The third case study uses sequence analysis to find the most plausible cases for the follow-up from a large register data while leaving the rest of the cohort as a reference, if needed. Initial clustering with SA allows again multidimensional and time-dependent criteria to extract out a subgroup for further analysis. In Helske et al. (2018) clustering with SA was used to get initial values for the latent states of a hidden Markov model.

Preserving diversity in life-histories in the preliminary stage usually means that we need dimension reduction in later stage. In this paper, we have used latent variable (hierarchical) modelling in various ways for this purpose. Latent variables may have different interpretations: individual-specific tendency to respond (latent response models), deviation from group-specific mean behaviour (mixed models), frailty (excess risk for an event in survival models), or an underlying hypothetical construct or trait which can be observed as a pattern of multiple items (latent trait models, IRT models etc.). In latent transition models or hidden Markov models the latent structure is dynamic and, especially for multichannel problems, the interpretation of the latent states becomes sometimes quite difficult.

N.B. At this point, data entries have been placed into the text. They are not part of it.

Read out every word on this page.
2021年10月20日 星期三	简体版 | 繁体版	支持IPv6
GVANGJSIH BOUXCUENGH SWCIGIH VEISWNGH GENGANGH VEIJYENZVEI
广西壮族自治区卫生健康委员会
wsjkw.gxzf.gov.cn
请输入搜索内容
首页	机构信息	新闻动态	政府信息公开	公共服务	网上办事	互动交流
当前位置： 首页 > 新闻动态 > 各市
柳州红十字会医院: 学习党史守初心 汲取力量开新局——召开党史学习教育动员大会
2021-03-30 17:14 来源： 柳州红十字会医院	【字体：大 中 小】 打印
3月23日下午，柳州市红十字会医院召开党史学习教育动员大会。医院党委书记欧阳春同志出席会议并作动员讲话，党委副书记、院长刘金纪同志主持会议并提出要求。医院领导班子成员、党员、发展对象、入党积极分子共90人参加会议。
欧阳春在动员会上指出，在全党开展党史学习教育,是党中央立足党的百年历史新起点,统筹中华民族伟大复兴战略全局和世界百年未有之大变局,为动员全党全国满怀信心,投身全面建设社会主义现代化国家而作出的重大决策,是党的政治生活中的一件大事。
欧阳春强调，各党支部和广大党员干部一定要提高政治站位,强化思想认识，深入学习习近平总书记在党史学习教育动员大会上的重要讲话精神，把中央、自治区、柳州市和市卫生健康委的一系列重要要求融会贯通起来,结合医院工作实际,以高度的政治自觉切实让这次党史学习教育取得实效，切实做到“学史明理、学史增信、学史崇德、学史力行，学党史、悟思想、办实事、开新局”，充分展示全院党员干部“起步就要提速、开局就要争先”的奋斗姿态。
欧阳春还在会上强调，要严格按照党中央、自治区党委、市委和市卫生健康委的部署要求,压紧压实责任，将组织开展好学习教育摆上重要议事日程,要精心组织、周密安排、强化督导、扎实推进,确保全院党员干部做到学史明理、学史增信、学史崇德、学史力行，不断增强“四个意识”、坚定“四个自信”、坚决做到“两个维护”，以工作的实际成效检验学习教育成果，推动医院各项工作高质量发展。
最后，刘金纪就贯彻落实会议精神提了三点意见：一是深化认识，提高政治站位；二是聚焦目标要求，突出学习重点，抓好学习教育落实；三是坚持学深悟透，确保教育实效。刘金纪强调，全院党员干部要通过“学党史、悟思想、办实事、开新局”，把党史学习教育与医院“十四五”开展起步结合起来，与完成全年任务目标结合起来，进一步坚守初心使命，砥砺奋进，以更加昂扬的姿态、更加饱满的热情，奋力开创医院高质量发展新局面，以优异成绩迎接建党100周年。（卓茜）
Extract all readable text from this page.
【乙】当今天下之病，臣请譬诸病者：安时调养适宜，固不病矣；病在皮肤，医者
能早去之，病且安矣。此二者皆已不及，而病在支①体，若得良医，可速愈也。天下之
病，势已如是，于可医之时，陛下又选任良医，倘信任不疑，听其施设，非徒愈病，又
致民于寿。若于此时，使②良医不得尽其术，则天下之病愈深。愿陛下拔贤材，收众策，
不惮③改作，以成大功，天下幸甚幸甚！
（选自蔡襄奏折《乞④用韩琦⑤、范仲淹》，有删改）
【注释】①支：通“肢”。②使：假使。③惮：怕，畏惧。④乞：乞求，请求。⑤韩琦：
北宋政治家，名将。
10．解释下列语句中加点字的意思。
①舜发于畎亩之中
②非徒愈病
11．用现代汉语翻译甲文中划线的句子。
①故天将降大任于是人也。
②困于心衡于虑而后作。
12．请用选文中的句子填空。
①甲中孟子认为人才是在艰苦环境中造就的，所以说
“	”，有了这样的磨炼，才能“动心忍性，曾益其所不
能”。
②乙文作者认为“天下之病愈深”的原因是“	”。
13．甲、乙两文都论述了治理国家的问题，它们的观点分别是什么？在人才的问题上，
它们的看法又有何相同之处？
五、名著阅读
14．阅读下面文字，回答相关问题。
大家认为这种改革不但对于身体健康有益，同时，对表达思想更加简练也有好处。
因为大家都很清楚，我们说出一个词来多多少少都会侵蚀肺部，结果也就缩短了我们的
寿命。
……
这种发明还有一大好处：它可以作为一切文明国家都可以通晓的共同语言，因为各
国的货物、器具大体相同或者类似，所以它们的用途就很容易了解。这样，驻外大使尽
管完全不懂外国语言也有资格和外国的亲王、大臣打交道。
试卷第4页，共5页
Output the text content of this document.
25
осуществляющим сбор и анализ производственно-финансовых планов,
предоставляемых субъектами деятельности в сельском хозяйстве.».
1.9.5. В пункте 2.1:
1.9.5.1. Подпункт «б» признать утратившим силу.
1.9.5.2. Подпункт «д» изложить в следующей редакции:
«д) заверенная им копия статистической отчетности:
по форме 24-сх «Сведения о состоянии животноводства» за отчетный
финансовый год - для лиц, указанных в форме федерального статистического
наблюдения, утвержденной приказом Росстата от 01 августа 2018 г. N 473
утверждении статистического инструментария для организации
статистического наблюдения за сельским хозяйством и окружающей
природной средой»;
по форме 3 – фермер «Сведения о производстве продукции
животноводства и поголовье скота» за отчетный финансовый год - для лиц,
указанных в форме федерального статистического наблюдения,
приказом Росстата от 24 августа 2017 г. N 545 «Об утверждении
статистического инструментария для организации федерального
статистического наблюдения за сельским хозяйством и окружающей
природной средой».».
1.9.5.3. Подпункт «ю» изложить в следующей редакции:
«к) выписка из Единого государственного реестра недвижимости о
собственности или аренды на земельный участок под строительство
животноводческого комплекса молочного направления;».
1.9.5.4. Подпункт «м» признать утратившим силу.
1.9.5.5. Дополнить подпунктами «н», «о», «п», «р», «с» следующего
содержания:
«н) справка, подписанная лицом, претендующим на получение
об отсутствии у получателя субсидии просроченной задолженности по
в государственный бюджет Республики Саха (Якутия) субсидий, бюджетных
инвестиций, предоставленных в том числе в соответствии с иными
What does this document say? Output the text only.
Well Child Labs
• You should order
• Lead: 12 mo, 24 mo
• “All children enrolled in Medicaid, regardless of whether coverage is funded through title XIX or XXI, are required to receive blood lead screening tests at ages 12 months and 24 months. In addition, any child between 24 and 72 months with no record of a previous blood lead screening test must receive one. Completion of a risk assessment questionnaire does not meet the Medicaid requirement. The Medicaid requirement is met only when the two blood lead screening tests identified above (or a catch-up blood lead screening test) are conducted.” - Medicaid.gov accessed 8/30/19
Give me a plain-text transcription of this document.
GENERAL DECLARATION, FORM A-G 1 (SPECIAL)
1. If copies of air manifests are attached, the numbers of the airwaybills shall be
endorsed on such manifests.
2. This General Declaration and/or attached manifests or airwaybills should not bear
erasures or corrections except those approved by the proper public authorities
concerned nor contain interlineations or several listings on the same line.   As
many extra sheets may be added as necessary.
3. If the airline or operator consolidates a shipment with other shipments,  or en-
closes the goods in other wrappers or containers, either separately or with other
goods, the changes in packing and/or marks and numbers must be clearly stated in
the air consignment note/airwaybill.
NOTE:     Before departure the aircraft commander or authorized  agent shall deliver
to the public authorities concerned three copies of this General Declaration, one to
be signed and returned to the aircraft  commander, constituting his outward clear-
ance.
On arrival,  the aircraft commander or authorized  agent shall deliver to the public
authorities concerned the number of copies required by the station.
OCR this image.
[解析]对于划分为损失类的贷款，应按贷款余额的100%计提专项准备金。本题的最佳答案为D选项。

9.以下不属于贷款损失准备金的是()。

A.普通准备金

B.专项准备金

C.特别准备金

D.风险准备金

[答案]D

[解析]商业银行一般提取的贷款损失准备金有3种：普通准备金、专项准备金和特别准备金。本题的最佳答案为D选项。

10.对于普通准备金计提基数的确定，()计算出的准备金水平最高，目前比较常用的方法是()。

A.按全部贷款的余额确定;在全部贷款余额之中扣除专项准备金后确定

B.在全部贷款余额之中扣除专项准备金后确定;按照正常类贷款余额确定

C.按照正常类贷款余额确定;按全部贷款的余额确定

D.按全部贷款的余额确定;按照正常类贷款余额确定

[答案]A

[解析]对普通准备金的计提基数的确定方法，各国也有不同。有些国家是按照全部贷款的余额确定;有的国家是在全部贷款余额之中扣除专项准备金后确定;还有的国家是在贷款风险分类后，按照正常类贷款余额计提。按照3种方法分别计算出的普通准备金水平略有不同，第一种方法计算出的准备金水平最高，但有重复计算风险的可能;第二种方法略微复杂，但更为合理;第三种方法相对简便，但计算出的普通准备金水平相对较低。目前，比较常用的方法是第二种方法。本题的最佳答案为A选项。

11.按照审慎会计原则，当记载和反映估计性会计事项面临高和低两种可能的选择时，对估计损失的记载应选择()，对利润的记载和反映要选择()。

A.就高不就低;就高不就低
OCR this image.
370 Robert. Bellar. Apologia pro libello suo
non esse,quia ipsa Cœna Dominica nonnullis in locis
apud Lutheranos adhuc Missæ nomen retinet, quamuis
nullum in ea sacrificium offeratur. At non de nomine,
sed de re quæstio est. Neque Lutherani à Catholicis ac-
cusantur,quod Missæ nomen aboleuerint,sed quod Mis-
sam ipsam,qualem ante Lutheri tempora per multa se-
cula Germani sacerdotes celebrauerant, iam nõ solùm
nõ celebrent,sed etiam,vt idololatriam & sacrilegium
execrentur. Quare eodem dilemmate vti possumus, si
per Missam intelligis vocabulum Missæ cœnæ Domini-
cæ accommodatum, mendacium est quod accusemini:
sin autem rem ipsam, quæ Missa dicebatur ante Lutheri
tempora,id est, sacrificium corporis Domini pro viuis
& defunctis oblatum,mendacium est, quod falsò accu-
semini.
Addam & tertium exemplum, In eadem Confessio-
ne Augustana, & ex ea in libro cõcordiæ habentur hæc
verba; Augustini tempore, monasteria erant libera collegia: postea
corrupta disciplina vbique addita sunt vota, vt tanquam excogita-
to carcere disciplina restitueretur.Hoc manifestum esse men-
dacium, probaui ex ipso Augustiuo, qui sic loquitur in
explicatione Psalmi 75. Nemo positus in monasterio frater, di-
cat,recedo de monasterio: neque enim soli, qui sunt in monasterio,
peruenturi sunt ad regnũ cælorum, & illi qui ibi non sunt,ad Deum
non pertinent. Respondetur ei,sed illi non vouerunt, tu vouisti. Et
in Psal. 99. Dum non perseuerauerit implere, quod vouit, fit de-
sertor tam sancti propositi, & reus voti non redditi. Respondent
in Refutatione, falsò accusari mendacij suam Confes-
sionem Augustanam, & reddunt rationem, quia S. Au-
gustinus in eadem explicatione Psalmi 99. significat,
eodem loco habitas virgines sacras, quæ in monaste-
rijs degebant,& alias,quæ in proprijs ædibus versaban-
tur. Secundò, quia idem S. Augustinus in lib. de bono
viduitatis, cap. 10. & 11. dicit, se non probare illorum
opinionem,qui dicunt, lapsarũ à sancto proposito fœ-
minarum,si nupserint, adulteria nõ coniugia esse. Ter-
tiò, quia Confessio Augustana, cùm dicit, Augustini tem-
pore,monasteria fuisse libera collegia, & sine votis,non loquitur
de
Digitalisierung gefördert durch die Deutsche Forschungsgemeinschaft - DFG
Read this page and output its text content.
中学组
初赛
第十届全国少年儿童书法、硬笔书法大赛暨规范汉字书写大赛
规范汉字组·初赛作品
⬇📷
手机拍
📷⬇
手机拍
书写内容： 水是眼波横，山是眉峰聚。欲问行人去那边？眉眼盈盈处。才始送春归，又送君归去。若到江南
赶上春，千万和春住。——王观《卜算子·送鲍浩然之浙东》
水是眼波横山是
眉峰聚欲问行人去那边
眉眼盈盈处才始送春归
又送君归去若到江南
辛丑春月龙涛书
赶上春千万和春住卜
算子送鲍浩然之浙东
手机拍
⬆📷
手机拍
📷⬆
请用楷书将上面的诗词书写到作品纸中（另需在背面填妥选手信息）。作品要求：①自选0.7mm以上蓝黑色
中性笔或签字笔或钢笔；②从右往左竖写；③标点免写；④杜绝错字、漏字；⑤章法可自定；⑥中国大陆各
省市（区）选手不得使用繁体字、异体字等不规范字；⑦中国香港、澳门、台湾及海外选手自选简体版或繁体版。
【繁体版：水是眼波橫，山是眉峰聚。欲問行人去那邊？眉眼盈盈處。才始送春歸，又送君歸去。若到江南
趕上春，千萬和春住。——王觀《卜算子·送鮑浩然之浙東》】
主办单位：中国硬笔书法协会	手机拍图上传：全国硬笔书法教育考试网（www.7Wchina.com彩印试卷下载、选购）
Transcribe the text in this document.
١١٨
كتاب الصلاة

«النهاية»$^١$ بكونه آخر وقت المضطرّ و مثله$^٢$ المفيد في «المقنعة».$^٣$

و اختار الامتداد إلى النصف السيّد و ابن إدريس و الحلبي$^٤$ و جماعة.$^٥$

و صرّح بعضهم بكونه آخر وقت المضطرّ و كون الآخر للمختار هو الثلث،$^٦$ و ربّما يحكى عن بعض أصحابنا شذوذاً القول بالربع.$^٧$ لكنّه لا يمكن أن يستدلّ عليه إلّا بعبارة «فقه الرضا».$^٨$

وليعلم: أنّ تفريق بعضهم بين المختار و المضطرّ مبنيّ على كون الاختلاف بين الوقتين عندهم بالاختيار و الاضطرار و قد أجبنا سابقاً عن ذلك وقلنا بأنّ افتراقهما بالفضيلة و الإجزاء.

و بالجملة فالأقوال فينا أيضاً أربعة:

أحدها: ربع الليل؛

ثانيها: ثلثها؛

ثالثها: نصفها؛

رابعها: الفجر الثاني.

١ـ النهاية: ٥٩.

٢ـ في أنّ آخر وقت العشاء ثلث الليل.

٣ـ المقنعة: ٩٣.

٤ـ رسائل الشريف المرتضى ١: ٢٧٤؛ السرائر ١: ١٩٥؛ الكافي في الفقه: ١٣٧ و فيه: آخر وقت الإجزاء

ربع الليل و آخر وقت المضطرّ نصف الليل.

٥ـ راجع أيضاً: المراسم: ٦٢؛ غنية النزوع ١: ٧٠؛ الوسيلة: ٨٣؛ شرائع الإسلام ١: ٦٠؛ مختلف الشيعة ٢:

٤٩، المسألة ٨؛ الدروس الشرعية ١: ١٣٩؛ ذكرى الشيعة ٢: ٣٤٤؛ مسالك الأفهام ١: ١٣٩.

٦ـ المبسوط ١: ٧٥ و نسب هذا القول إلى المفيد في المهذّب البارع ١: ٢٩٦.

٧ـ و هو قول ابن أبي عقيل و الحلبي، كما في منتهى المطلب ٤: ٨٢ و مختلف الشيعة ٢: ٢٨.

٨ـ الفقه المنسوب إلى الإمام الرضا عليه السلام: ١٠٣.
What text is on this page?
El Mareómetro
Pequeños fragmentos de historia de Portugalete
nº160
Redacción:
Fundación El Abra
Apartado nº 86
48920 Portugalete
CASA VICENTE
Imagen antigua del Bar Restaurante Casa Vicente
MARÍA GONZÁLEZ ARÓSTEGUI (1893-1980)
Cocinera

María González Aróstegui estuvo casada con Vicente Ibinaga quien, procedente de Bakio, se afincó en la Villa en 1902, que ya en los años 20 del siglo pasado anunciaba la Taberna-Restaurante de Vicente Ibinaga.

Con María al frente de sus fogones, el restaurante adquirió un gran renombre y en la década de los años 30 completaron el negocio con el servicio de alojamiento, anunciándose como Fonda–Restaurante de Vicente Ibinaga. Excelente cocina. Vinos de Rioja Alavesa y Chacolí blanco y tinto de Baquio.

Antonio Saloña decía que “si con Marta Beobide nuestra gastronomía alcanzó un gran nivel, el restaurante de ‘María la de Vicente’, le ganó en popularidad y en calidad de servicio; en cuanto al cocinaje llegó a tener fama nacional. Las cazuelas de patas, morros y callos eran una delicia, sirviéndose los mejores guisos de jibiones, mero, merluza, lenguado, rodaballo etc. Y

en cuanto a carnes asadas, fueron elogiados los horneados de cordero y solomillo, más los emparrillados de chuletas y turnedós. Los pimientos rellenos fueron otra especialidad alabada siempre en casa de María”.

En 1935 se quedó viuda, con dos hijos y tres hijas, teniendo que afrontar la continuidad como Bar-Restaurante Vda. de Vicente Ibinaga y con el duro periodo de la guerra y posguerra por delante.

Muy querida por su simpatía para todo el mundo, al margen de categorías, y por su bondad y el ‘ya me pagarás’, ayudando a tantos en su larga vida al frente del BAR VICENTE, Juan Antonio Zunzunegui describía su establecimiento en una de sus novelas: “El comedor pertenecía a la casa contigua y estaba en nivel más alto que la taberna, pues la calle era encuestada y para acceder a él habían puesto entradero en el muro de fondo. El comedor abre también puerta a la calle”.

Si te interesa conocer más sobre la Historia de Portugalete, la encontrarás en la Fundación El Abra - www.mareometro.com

Sequence analysis is undoubtedly most effective in grasping the ‘big picture’ of the state dynamics in population-level studies. It provides an easily understandable visual representation (proportions of states by time) of multidimensional longitudinal data with minimal simplification of the original data. The figures lead to questions as to why these observed differences between population groups exist. This often requires individual-level information, which unfortunately, apart from the membership indicator, is lost in clustering. More specific causal inquiries, such as “How would the trajectory of an individual of certain type most likely be, had he/she faced (or avoided) a particular life event, which he/she didn’t, given that everything else had been the same?” are only possible in probabilistic modelling. In a more general sense, however, combining SA with statistical modelling allows quantitative comparative analysis of observed differences in terms of explanatory covariates, and evaluation of their significance.